Roter Sand überall – wie auf einem überdimensionierten Tennisplatz. © Annica Müllenberg

Fliegende Begleiter

Doch die Leere täuscht. In Alice Springs starten am kommenden Morgen Dutzende Tourbusse mit verschlafenen Touristen um 5 Uhr morgens mit dem Ziel Uluru. Ich werde nicht allein am roten Stein sein, denke ich enttäuscht und komme mir vor wie eine Pauschaltouristin. Das erhoffte Abenteuer scheint eine durchgeplante Kaffeefahrt zu werden. Natürlich gehört der rote Fels zu den bekanntesten Attraktionen des Kontinents und wird 365 Tage im Jahr besucht. Nur am 24. Dezember und am 1. Januar sei es etwas ruhiger, erklärt mir ein Gästeführer. Aber ich habe keine Wahl: Ich sehe mich schon in der Reihe mit fotografierenden Japanern und schirmtragenden Chinesinnen. Am ersten Stopp, einem winzigen Kiosk im Nirgendwo, lässt sich die Schar der Besucher erahnen – es sind viele. Allerdings wird die Zahl der Touristen noch weit übertroffen von einer anderen Spezies: Fliegen. Millionen müssen es sein, die sich wie manisch Hungrige auf die Massen stürzen und in Nase, Ohren, Augen kriechen wollen. Sie sind weit aufdringlicher als die deutschen Artgenossen, selbst heftiges Schlagen und Wedeln halten sie nicht von ihren Belästigungen ab. Es ist so schlimm, dass ich mich fluchtartig dazu hinreißen lasse, ein Fliegennetz für satte sieben Dollar zu kaufen. Die Servicekraft gratuliert mir zu meiner Wahl: „Sehr gute Investition.“ Der netzartige Schleier lässt mich aufatmen.
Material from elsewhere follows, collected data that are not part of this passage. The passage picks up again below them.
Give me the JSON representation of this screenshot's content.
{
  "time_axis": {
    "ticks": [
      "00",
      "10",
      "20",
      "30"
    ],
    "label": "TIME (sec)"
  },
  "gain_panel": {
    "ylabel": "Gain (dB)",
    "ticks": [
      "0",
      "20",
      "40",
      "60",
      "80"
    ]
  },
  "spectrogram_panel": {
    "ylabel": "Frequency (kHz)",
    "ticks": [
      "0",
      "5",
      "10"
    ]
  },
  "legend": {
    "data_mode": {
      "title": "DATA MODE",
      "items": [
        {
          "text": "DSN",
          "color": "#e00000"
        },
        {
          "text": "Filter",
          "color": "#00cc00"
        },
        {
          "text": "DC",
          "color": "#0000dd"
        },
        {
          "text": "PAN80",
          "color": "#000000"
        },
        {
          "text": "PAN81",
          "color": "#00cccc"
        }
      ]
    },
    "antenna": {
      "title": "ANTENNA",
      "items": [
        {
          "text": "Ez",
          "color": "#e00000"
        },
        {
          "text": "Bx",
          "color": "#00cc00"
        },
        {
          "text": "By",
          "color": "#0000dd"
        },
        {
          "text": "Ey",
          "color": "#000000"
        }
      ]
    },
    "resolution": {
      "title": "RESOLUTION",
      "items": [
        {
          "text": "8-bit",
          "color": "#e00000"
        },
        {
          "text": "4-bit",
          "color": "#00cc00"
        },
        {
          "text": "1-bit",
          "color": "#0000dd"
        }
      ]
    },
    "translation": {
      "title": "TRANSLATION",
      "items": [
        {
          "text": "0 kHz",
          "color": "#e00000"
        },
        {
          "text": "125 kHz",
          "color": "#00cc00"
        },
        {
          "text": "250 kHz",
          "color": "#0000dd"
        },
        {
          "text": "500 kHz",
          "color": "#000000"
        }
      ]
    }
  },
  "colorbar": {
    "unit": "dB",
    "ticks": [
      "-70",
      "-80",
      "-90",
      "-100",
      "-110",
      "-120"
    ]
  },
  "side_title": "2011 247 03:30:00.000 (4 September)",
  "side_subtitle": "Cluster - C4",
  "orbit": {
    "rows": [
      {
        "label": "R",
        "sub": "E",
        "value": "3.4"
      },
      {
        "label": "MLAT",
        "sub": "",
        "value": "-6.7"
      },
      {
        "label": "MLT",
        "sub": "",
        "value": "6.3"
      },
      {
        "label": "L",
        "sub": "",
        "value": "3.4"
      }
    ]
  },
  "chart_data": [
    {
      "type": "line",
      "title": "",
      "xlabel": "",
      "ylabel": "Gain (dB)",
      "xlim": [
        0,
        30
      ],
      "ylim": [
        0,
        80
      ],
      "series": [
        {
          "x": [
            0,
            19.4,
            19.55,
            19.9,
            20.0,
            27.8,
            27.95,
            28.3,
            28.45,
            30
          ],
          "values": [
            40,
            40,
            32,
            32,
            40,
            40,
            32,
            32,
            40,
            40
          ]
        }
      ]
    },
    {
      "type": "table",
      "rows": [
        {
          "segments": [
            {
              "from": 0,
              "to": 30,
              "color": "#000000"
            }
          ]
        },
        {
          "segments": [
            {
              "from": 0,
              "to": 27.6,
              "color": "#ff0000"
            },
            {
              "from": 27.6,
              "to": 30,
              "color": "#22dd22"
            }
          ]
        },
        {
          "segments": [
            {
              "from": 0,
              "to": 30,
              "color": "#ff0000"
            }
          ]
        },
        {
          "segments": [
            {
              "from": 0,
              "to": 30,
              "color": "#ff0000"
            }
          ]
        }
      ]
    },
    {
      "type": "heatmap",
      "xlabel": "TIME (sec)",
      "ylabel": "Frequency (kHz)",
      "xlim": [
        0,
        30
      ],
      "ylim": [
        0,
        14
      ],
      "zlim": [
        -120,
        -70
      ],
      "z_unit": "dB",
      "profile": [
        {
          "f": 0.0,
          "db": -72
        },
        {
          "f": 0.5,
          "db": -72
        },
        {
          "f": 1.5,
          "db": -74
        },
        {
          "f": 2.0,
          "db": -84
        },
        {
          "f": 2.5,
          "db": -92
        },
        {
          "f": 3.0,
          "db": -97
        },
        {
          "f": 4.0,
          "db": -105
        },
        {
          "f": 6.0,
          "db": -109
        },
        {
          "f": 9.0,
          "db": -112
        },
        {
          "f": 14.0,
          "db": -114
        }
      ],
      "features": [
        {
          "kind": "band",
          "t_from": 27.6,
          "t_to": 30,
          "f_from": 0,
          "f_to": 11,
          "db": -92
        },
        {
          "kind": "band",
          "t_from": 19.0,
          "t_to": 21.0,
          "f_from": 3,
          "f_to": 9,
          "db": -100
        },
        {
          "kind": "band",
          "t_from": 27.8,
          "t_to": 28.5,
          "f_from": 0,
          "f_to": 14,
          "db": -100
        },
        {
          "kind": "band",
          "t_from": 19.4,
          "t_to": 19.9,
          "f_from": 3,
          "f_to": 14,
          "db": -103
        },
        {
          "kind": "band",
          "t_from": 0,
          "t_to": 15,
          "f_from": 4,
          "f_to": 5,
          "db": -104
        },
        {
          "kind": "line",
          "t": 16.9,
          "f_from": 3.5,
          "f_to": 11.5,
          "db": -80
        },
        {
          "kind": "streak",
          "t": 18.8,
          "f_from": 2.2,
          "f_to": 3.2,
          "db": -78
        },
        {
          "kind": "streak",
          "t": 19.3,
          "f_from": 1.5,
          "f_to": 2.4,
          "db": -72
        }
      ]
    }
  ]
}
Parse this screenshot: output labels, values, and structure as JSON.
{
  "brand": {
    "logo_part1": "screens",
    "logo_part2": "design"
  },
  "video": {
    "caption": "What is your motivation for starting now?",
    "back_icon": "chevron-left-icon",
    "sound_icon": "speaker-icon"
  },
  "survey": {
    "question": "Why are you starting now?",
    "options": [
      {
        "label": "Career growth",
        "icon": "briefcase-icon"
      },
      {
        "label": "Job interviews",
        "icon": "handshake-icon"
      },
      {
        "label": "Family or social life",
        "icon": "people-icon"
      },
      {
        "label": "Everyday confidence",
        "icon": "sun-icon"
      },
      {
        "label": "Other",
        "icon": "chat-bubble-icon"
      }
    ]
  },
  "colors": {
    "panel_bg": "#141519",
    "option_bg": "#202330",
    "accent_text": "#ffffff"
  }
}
Zumindest in meinem Gesicht haben die Biester keine Chance mehr – hoffentlich ist der rote Fels all das wert.

Farbenspiel der Natur in Rot-Braun-Tönen mit Himmelblau. © Annica Müllenberg

Rotes Herz des Kontinents

Obwohl ich nur im Bus sitzen muss, fühle ich mich mit der höher steigenden Sonne wie ein erschöpfter Extremsportler. Die Hitze wabert in Wellen über den Asphalt vor der immer gleichen Kulisse – roter Sand mit kargen Büschlein, so weit das Auge reicht. Doch nach mehreren Stunden erhebt sich plötzlich ein braunroter Buckel aus dem Nichts. Da ist er: der Uluru. Wie hypnotisiert starren alle in dieselbe Richtung. Wie ein großes schlafendes Tier ruht er da und ist in jeder Hinsicht eine Besonderheit. Kein Berg ist wie er und nicht ein einziger erzeugt so viel Glücksgefühle nur durch das Betrachten. Schon vor 10.000 Jahren war er quasi das Haus der Anangu, einem Stamm der Aborigines. An verschiedenen Stellen kochten sie, schliefen sie und betreuten die Kinder. Als 1788 die ersten Sträflinge aus Großbritannien kamen, dauerte es nicht lange und die Siedler machten den Ureinwohnern das Land streitig. Der im Sonnenlicht rot leuchtende Berg übt eine bis heute ungebrochene Faszination auf Menschen aus. Bis in die 80er Jahre pilgerten Touristen zu der heiligen Stätte, erklommen sie und erkundeten jeden Winkel. Für Christen müsste sich das so anfühlen, als würde jemand den Petersdom erklettern, auf der Spitze seine Initialen ins Gold ritzen, jedes Kreuz im Inneren umdrehen, im Weihwasser die Hände waschen, den Messwein zum Durstlöschen trinken und auf dem Altar campen. Seit 1985 gehört der Berg wieder den Anangu und diese bitten darum, ihn nicht zu betreten, es würde sie sonst sehr traurig stimmen.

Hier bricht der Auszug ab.